Even microvascular free toe transfer to support the radial side of the wrist with a growing part has been advocated.[32]  The toe proximal phalanx is fused to the base of the second metacarpal, and the proximal metatarsal is affixed to the side of the distal ulna. This joint transplantation avoids direct manipulation of the ulnocarpal joint, and the transfer grows at a rate similar to that of the adjacent ulna.

Unfortunately, no method reliably and permanently corrects the radial deviation, balances the wrist, and allows continued growth of the forearm.[16, 36]  Maintenance of the carpus at the end of the ulna without sacrificing wrist mobility or stunting forearm growth remains a daunting task.[37]

Postoperative Care

Immediate active and passive digital motion is initiated, along with measures to reduce swelling. The timing of K-wire removal is controversial. At least 8-10 weeks of fixation is required before removal.

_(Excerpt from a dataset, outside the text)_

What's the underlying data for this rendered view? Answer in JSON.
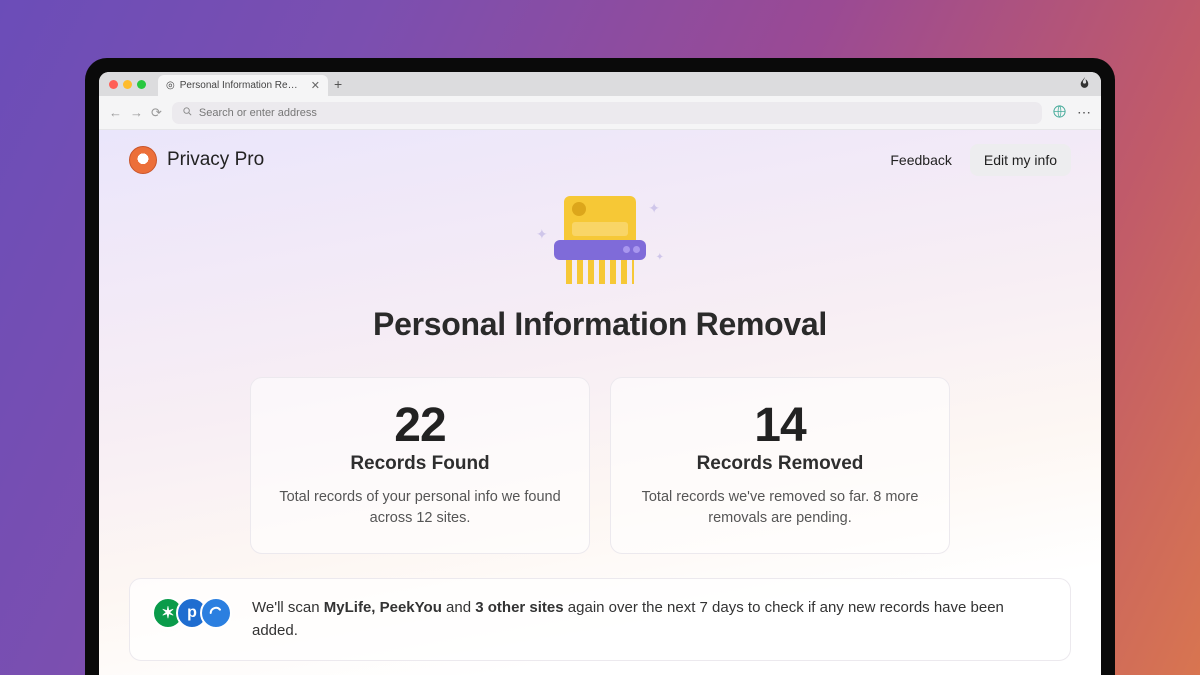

Some authors recommend 6 months of fixation before removal.

After K-wire extraction, a splint is made and removed for exercises, with gradual weaning from the splint over the following 4-6 weeks. A nighttime splint regimen is encouraged until skeletal maturity is reached.

Complications

Complications are common after centralization and can occur at the time of surgery or during the postoperative or follow-up period. Many of these complications are minor and do not impact the overall outcome; these include pin-tract irritation and a transient diminution in finger motion.

Recurrence (see the images below) is the most common source of failure after centralization, and the cause appears to be multifactorial. Operative causes of failure include the inability to obtain complete correction at surgery, inadequate radial soft-tissue release, and failure to balance the radial force. Postoperative reasons consist of early pin removal, poor postoperative splint use, and the natural tendency of the shortened forearm and hand to deviate in a radial direction for hand-to-mouth use.

Recurrence after centralization. Recurrence after centralization.
Marked recurrence of radial deviation. Marked recurrence of radial deviation.
Ilizarov device applied for correction of recurren Ilizarov device applied for correction of recurrent deformity.

The application of sophisticated techniques, such as distraction osteogenesis and microsurgery, to the treatment of radial clubhand introduces additional potential complications, such as fracture of the regenerate bone, digital stiffness from lengthening, and vascular thrombosis of the microsurgical anastomosis.

Long-Term Monitoring

Patients with radial deficiencies require follow-up into adulthood. The evaluation should include not only the status of the centralization but also any additional operative and nonoperative needs.[38]  The shortened extremity with diminished motion may not be able to accomplish certain functions. These tasks often can be carried out with the use of assistive devices. In addition, as the child ages, distraction osteogenesis (see the image below) may be an option to increase forearm length.

Forearm lengthening with distraction osteogenesis. Forearm lengthening with distraction osteogenesis.